In his career GHW Bush certainly did a great many good things and a great many not so good things. So one could rightly view Bush as neither a sinner nor a saint, but as a typically flawed and complex human being with a mixed bag of achievements and failings.

Except for his great mortal sin.

In January of 1991 I watched, along with much of the world, as GHW Bush began what would become 42 consecutive days and nights of raining down nonstop aerial and naval bombardment upon Iraq followed by unparalleled human tragedy that still reverberates to this day. The official story is well-known. GHW Bush had to reluctantly order this massive invasion as the only way to counter reckless aggression by Saddam Hussein.

The historical record is correct of course, but it normally leaves out one crucial fact. On the first day of bombardment I was on the phone with an acquaintance who happened to be connected at the highest level in the government. He told me what he and his fellow high officials knew was happening at the time.

In February of 1989, GHW Bush had a shockingly low approval polling of 14%. He was widely seen as weak and mealy-mouthed – kind of a Barney Fife President. Bush desperately needed a war to bolster his image as a strong leader. So, ex-CIA director that he was, he looked around for an unwitting dupe to start a war with.

He found the perfect patsy in Saddam Hussein, the US-backed President of Iraq. Saddam had been vocally complaining about his neighbor Kuwait violating their oil production agreements and about their slant-drilling into his oil fields. GHW Bush sent back-channel messages to Saddam that were intended, and succeeded, in assuring him that the US would not interfere if he took action against Kuwait.

So he did. Saddam invaded Kuwait. And Bush followed up almost immediately by condemning Saddam and mustering a world-wide coalition to attack him. Is it any wonder that Saddam cursed Bush to his dying breath?

Americans reacted as they almost always do to war. Bush quickly became viewed as the strong leader he aspired to be. The rally effect skyrocketed his approval ratings to over 90% in polls conducted in March of 1991. In less than two years, Bush’s war gambit propelled his approval from 14% to 90%.

I suppose one could count this among Bush’s great successes.

And all that these fantastic poll numbers cost was an incalculable loss of life and property and the pounding of an entire region of the world into a chaotic “stone age” for generations to come.
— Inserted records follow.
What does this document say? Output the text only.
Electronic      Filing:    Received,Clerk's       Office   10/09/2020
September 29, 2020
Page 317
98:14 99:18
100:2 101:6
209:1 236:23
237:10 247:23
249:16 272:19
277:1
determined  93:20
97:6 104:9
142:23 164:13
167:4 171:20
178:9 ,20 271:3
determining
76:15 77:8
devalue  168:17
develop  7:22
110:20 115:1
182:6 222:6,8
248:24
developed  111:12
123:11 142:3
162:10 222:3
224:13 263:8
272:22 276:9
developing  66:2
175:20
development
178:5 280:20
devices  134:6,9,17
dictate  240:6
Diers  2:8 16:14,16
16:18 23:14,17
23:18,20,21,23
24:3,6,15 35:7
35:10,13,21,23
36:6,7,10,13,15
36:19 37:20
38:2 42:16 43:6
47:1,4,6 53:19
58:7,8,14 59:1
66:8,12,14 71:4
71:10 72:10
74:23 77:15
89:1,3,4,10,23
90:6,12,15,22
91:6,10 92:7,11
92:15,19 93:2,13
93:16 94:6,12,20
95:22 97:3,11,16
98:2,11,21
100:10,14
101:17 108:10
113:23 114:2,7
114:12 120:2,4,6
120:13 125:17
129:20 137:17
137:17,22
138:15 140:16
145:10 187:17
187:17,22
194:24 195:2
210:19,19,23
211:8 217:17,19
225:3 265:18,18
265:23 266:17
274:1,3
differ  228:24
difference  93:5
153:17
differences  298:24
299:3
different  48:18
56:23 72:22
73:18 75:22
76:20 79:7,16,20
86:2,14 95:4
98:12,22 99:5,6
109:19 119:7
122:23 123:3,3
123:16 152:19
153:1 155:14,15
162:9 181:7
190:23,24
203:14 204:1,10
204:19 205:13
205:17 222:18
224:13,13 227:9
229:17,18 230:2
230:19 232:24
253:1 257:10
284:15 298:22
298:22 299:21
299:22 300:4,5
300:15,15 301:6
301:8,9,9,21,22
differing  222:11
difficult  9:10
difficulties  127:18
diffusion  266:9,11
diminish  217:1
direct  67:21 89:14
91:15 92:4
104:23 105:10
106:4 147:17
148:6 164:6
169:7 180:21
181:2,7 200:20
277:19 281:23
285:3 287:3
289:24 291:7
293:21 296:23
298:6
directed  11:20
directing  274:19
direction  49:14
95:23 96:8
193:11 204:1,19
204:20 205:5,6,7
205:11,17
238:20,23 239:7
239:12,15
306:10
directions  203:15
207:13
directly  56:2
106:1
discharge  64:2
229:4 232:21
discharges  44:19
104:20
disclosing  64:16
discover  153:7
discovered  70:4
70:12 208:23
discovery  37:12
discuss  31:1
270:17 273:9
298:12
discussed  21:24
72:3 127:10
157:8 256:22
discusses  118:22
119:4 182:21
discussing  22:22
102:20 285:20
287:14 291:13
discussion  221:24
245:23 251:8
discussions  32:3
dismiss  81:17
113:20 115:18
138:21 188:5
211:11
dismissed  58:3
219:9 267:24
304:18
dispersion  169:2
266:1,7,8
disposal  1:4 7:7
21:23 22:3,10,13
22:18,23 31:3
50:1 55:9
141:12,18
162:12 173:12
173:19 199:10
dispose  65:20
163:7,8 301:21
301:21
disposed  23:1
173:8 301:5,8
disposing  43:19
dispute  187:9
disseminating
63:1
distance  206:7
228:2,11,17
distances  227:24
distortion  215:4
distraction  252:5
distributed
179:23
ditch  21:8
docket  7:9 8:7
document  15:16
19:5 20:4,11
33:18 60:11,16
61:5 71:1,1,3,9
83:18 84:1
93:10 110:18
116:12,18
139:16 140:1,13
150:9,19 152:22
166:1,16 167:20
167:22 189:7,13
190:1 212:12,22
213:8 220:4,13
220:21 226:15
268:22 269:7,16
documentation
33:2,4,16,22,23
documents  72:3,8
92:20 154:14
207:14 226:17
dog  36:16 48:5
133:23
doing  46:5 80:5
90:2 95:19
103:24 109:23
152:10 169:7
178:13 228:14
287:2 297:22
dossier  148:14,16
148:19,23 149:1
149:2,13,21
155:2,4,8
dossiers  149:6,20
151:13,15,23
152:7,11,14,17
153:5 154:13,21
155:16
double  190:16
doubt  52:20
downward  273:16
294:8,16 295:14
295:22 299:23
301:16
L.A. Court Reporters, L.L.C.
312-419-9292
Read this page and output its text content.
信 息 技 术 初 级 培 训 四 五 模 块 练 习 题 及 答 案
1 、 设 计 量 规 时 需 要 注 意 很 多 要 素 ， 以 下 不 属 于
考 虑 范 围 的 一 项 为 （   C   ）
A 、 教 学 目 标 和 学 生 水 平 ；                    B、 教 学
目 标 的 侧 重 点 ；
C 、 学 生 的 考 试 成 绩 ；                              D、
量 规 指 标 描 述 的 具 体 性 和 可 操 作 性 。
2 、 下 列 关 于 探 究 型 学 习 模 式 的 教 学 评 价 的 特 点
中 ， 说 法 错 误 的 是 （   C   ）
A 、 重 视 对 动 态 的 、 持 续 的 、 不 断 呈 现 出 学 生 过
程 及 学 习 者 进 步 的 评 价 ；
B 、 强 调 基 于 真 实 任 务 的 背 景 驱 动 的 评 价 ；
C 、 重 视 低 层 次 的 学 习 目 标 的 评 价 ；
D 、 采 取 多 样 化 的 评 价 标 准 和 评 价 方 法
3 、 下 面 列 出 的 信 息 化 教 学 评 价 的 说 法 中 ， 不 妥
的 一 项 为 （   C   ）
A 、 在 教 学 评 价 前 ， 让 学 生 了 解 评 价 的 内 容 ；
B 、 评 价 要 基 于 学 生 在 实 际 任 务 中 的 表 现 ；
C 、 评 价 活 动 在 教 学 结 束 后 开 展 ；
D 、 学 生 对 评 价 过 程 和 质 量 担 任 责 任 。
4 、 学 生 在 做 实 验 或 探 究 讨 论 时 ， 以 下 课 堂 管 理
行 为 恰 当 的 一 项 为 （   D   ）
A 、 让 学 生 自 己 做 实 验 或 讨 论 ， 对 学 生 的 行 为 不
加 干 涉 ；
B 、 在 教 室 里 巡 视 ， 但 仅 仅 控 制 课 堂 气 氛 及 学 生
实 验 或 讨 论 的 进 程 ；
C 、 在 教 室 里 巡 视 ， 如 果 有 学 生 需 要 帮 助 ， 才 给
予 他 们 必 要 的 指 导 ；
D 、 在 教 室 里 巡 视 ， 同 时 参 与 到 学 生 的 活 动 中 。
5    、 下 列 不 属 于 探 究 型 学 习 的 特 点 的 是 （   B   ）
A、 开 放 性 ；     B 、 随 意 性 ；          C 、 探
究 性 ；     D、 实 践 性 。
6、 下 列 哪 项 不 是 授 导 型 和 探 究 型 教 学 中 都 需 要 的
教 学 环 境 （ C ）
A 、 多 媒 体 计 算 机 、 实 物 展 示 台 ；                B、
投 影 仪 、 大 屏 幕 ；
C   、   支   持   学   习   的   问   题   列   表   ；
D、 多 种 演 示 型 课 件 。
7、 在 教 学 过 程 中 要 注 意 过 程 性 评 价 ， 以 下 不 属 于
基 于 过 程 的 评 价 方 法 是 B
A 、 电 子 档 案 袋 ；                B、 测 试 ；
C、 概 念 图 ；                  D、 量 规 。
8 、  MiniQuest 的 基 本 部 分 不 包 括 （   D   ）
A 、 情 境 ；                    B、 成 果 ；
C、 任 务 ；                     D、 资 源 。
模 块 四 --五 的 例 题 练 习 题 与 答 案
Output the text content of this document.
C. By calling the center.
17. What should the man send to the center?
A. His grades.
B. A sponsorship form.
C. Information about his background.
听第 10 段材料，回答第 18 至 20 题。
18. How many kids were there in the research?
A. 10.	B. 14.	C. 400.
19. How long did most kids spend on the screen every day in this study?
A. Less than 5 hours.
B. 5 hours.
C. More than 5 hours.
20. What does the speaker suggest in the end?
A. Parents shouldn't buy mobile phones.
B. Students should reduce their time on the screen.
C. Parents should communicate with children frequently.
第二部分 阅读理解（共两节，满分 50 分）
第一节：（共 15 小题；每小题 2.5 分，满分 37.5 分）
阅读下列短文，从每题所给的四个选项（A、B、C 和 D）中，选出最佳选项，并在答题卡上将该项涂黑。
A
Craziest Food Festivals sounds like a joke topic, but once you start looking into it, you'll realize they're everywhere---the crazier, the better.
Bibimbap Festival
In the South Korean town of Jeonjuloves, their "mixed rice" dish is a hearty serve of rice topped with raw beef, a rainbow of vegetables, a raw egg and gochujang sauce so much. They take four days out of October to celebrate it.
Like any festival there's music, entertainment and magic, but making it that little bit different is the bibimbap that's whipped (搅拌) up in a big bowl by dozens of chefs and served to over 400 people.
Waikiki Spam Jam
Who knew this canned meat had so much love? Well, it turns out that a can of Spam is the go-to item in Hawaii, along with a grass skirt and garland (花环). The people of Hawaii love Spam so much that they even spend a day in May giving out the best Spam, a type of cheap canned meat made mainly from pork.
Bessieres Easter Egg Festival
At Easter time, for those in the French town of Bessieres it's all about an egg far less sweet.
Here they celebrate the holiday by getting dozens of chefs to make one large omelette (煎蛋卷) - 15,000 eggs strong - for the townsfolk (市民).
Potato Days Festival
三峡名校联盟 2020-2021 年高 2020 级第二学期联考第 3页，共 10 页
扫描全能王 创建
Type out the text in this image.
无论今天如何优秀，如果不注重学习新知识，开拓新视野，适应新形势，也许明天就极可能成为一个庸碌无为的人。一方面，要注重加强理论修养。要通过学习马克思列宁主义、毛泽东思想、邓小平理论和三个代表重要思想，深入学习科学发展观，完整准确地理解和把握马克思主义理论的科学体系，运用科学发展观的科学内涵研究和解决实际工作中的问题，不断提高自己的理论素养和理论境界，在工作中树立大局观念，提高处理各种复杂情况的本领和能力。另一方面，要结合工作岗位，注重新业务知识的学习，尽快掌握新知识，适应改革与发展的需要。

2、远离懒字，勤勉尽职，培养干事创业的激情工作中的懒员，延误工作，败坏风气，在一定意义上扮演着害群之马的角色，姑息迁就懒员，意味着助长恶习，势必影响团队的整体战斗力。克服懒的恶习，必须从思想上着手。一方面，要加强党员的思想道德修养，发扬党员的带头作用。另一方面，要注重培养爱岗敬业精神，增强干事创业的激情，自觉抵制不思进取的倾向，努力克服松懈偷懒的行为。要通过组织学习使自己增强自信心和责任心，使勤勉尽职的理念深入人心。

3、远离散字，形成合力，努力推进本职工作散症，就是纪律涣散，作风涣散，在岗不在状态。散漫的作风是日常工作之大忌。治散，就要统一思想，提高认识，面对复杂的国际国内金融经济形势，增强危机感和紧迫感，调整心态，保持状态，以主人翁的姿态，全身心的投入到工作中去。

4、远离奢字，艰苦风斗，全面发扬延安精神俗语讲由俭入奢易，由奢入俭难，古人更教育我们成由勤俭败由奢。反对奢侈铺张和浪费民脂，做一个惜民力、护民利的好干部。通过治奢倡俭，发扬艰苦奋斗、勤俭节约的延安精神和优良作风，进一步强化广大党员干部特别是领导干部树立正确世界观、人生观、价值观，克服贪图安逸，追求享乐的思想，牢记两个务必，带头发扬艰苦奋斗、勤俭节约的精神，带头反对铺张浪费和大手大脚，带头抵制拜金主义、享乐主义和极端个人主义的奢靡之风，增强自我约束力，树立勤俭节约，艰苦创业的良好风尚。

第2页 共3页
Add to that the cost of the Second Iraq War that his son waged against Iraq, after having told by some estimates 33 distinct documented lies to justify his invasion. These were repeated by Bush Jr. and his aides over 900 times (see here). Like father, like son.

And one cannot rationalize away this war by saying that Saddam was a bad guy anyway and we cannot know what would have happened had he stayed in power. If one blows up a dam, one knows what will happen. One does not need a counterfactual in this case either. Saddam, dictator that he was, kept the region in a relatively peaceful and prosperous state. And most experts, even at the time, warned that his demise would destabilize the entire region.

Historians and analysts don’t usually include Bush’s full role in instigating this war when they discuss his legacy. Since my learning this story while talking to officials on the phone as the bombs fell, I have been dismissed every time I have tried to relate it. Only recently are some authors even alluding to it. A recent article in Politico mentions it only very mildly (see here).

As Saddam Hussein was preparing to invade Kuwait, Bush sent the Iraqi strongman clear signals, through the American ambassador, that the United States had no interest in intra-Arab disputes—the exact opposite position of the one he took very shortly thereafter, in which he drew a “line in the sand.”

So I for one cannot take a “balanced” view of the life and legacy of GHW Bush. I for one cannot forgive his great mortal sin that has cost such unthinkable loss and inflicted such horrendous pain and suffering on a global scale. His self-serving war-making eclipses any good he has done by a hundredfold.

Only god can forgive a mortal sin on this scale, and god does not exist.

 

2 thoughts on “The Mortal Sin of GHW Bush

  1. martheins

    Great article. HW Bush is one president I love to hate, along with the rest of the Bushes. [Errata: Extra “not” in last sentence of first paragraph; GHW not GWH.]